At trial, SIG Sauer representatives said that original prototypes of the P320 came with trigger safeties, but the company did away with the model after a safety-less version passed a spate of widely used industry safety tests. SIG Sauer marketing materials have stated that the company would offer a version of the P320 with a trigger safety for sale, but it never did. 

Additional testimony focused on inconsistencies around SIG Sauer’s description of the P320’s basic mechanism of firing. In product catalogs and brochures dating back to 2015, and later in deposition testimony, SIG Sauer has said that the P320 employs what’s called a double-action firing mechanism. Double-action guns work like bows and arrows: As the trigger is pulled, a metal pin inside the gun is drawn backward (action one) and then released (action two). The pin strikes the bullet, which causes the gun to fire. 

Many firearms experts consider double-action guns safer than single-action guns — in which pressing the trigger only releases the pre-cocked bow, as it were — because they are less liable to discharge unintentionally. 

During Lang’s trial, Sean Toner, who designed the P320, said that though he had testified in previous lawsuits that the P320 is a double-action gun, he now agreed that it is more accurately described as a single-action pistol. “It was kind of a recent thing that I’ve come to that conclusion,” Toner said, according to a transcript of his testimony.

The P320’s trigger and its firing mechanism featured in testimony about SIG Sauer’s 2017 “voluntary upgrade program.” That fall, video evidence emerged showing that the P320 would fire when dropped at certain angles. A day later, SIG Sauer announced it would change the design of the pistols, and that customers with the original model could return their guns free of charge to have the upgrade installed. The company has insisted that this program did not amount to a recall and maintains that the original model is safe to use. The original P320s are still available in some gun shops today. 
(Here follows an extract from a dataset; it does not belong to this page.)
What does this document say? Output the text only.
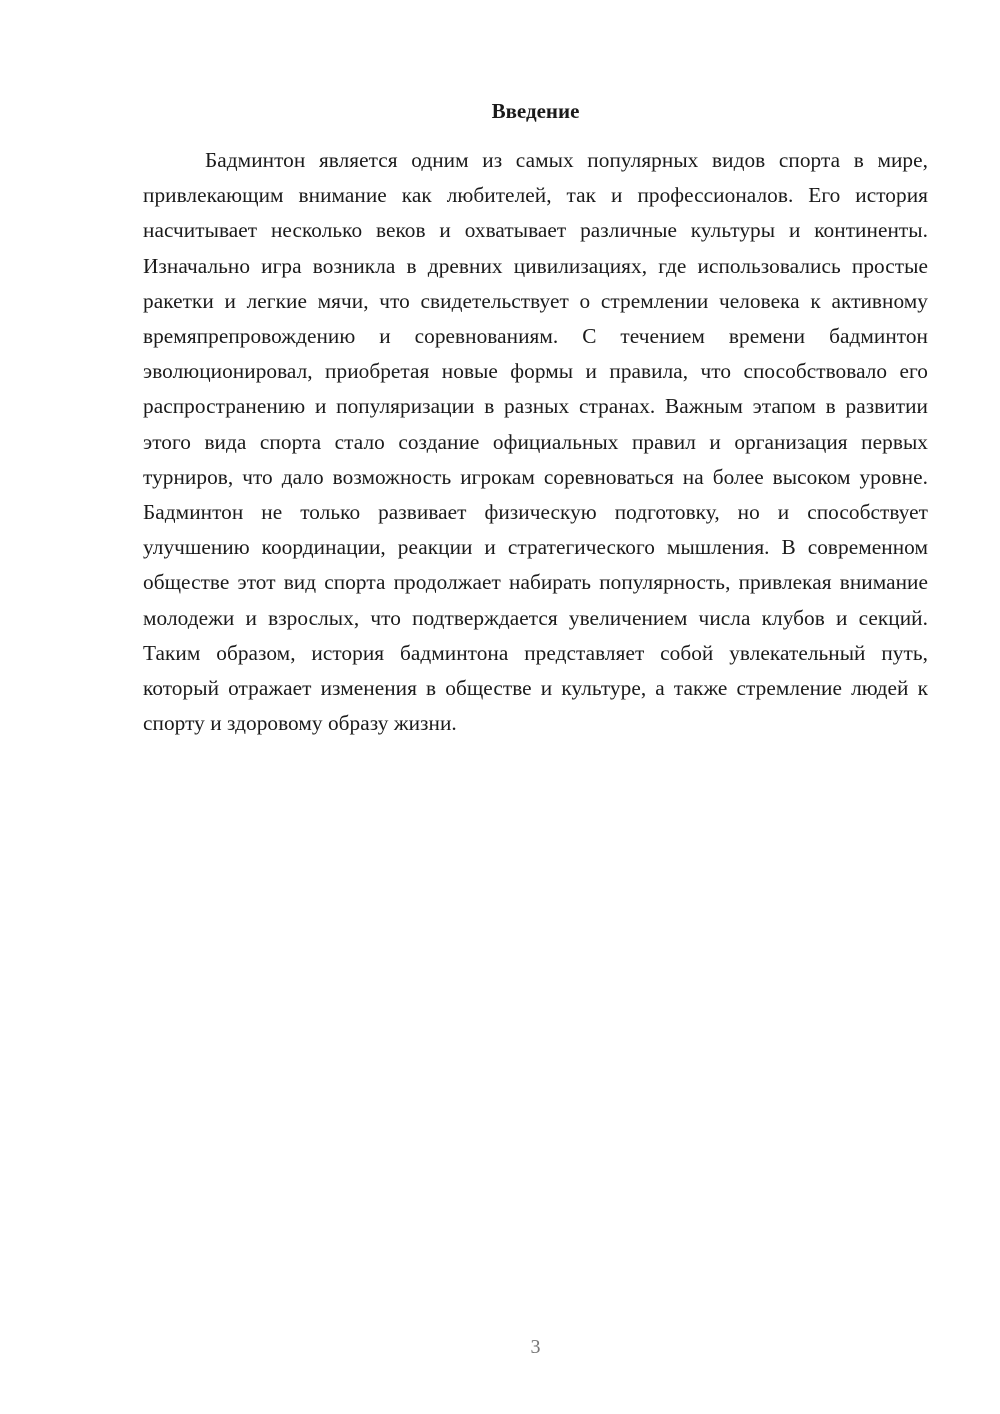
Введение

Бадминтон является одним из самых популярных видов спорта в мире, привлекающим внимание как любителей, так и профессионалов. Его история насчитывает несколько веков и охватывает различные культуры и континенты. Изначально игра возникла в древних цивилизациях, где использовались простые ракетки и легкие мячи, что свидетельствует о стремлении человека к активному времяпрепровождению и соревнованиям. С течением времени бадминтон эволюционировал, приобретая новые формы и правила, что способствовало его распространению и популяризации в разных странах. Важным этапом в развитии этого вида спорта стало создание официальных правил и организация первых турниров, что дало возможность игрокам соревноваться на более высоком уровне. Бадминтон не только развивает физическую подготовку, но и способствует улучшению координации, реакции и стратегического мышления. В современном обществе этот вид спорта продолжает набирать популярность, привлекая внимание молодежи и взрослых, что подтверждается увеличением числа клубов и секций. Таким образом, история бадминтона представляет собой увлекательный путь, который отражает изменения в обществе и культуре, а также стремление людей к спорту и здоровому образу жизни.

3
CNN later reported that SIG Sauer had known about the drop fire issue at least a year before notifying the public. Lang’s attorneys argued that the early drop fire concerns, which had been discovered in 2016 during testing by the U.S. Army, should have prompted SIG Sauer to make changes to the gun’s design. 

In response to The Trace’s earlier reporting on the P320, multiple members of Congress voiced support for legislation that would grant consumer product safety oversight of firearms to the Consumer Product Safety Commission. But these efforts have stalled in committee. 

“A jury’s decision to hold the gun manufacturer SIG Sauer accountable for its defective pistol has renewed urgency to pass my Firearms Safety Act,” said Representative Robin Kelly, a Democrat who represents northeast Illinois, including parts of Chicago. “It is absurd that the CPSC can regulate teddy bears — but not guns. The CPSC should be able to recall defective guns, just as they’re allowed to recall defective bicycles, batteries, and every other common household item.” 

Democratic Representative Debbie Dingell of Michigan said she is continuing to push her Defective Firearms Protection Act, which also aims to bring firearms under the CPSC’s purview. “The gun industry remains the only domestic manufacturer of a consumer product in the United States that is exempt from federal health and safety regulations,” she said. “We’ve seen the danger that poses, as evidenced by this case and several others like it.”

Robert Zimmerman, one of the attorneys representing Lang, is currently litigating lawsuits on behalf of more than 60 plaintiffs who accuse SIG Sauer of defectively designing the P320. He told The Trace he was pleased the jury had agreed that the weapon is “defective and dangerous.”

“We call upon SIG Sauer to redesign this pistol for the benefit of their law enforcement and private citizen customers,” he said, “and look forward to the many more trials to continue to hold SIG Sauer accountable.”